The medical declarations and the endorsement

In late December 2014, Claire purchased travel insurance to cover her for a European cruise for three weeks in July 2015. On 5 January 2015, Claire completed a medical declaration for her travel insurance but did not pay an additional health premium at the time because she was unsure whether her friend and travelling companion Agatha would be able to go on the cruise.

Claire undertook a further medical declaration in early April 2015 (the January assessment having expired). The insurer endorsed Claire’s policy with the following exclusion clause:

“We will not pay any claims arising directly or indirectly from, related to or associated with:

–        Condition for which urostomy was performed.”

In simple terms, a urostomy is an operation to create an opening for the removal and collection of urine from the body. Claire had undergone a urostomy operation following the removal of her bladder after she suffered from bladder cancer.

Claire was unconcerned by the endorsement. She considered it would not affect her because the urostomy had been performed because of her bladder cancer. Because she no longer had a bladder, Claire considered there was no risk of her having a medical issue to do with her bladder.

Claire’s UTI

In July 2015 Claire and Agatha started their trip. Most unfortunately, a day into the cruise, Claire had to disembark the cruise ship because she was suffering from a urinary tract infection (UTI). Claire left the ship upon the advice of the doctors onboard and was taken to hospital in Belgium.

Claire remained in hospital for around 2 weeks by which time it was too late for her to re-join the cruise. Claire then travelled to London so she could make her return flight to New Zealand as planned.

Claire’s claim

Claire made a claim to her insurer for the costs of the overseas medical treatment, the cost of the curtailed cruise, and additional expenses she incurred (approximately $8,000). The insurer declined Claire’s claim because it considered the UTI she suffered was linked to her urostomy.

The insurer’s medical team also reviewed Claire’s medical history which showed Claire had been treated for a number of UTIs in the previous five years. In particular, Claire had been treated for a UTI in November 2014, prior to her purchasing the travel insurance policy in December 2014. Claire also had a UTI in March 2015, (after purchasing the policy but prior to her second medical declaration). The insurer said if Claire wanted to be covered for her UTIs, she should have declared the condition.
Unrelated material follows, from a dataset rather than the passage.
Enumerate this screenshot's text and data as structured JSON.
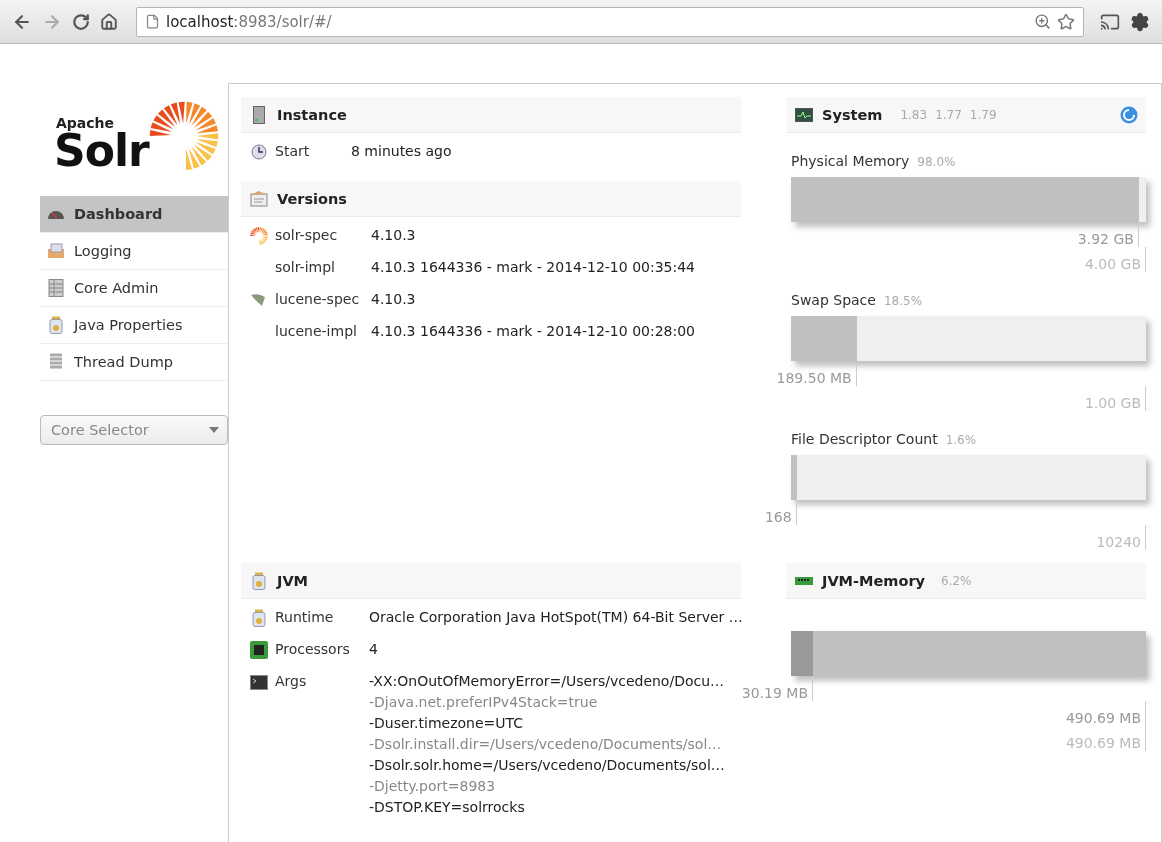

The insurer also considered that because Claire had had a urostomy, along with her being post-menopausal, and having a history of diabetes and obesity, she was at higher risk of developing UTIs. The insurer said that in addition to declining the claim under the urostomy exclusion, it could decline her claim on the basis of its general pre-existing medical condition (PEMC) exclusion clause. The insurer considered Claire’s propensity for developing UTIs met the policy definition of a PEMC.

Claire complained to FSCL.

Claire’s view

Claire said the insurer’s decision was unfair, because she considered the UTI she suffered in Europe was not linked to her urostomy operation. Claire also said a UTI was not a PEMC. Claire argued that when a person gets a UTI, it clears up with antibiotics meaning the UTI could no longer be ‘pre-existing’.

FSCL’s review

In plain wording, the urostomy exclusion excluded any claim arising directly or indirectly from bladder cancer (bladder cancer being the reason the urostomy was performed). We had to decide whether Claire’s claim arose directly or indirectly from bladder cancer.

We first looked at the medical evidence. The insurer’s doctors said Claire was at higher risk of developing UTIs than other women her age, although it could not be said that Claire’s urostomy definitely caused her UTI in Europe. Claire’s doctor said there was nothing in Claire’s medical history to indicate her urostomy was associated with her UTIs.

We preferred the insurer’s doctor’s evidence and said Claire’s urostomy was one of the factors making her more at risk of developing a UTI. It was more likely than not that Claire’s urostomy was a causative factor in her developing the UTI in Europe (in conjunction with her other risk factors).   

The insurer correctly relied on the urostomy exclusion because Claire’s claim arose indirectly from her having had bladder cancer. The chain of events was that:

1)               Claire had bladder cancer.

2)               Claire’s bladder was removed.

3)               Claire underwent the urostomy.

4)               The urostomy was more likely than not a factor in her having the UTI in Europe.

The PEMC exclusion clause

We also agreed with the insurer that the claim could be declined under the PEMC exclusion clause. The definition of a PEMC included ‘a medical condition that had been investigated or treated by a medical professional at any time in the past prior to policy purchase’. We said that the UTIs Claire had suffered in the past met that definition.

Essentially, Claire was more susceptible to developing UTIs because of the combination of factors in her medical history, including having had several UTIs prior to the UTI she suffered from in Europe. 


Although Claire considered the outcome to be unfair she decided to discontinue her complaint.

Our insight

Exclusions in travel insurance policies can be quite wide, particularly in relation to medical claims. A propensity to develop infections like UTIs can mean a person meets the definition of a PEMC, and the insurer can decline the claim.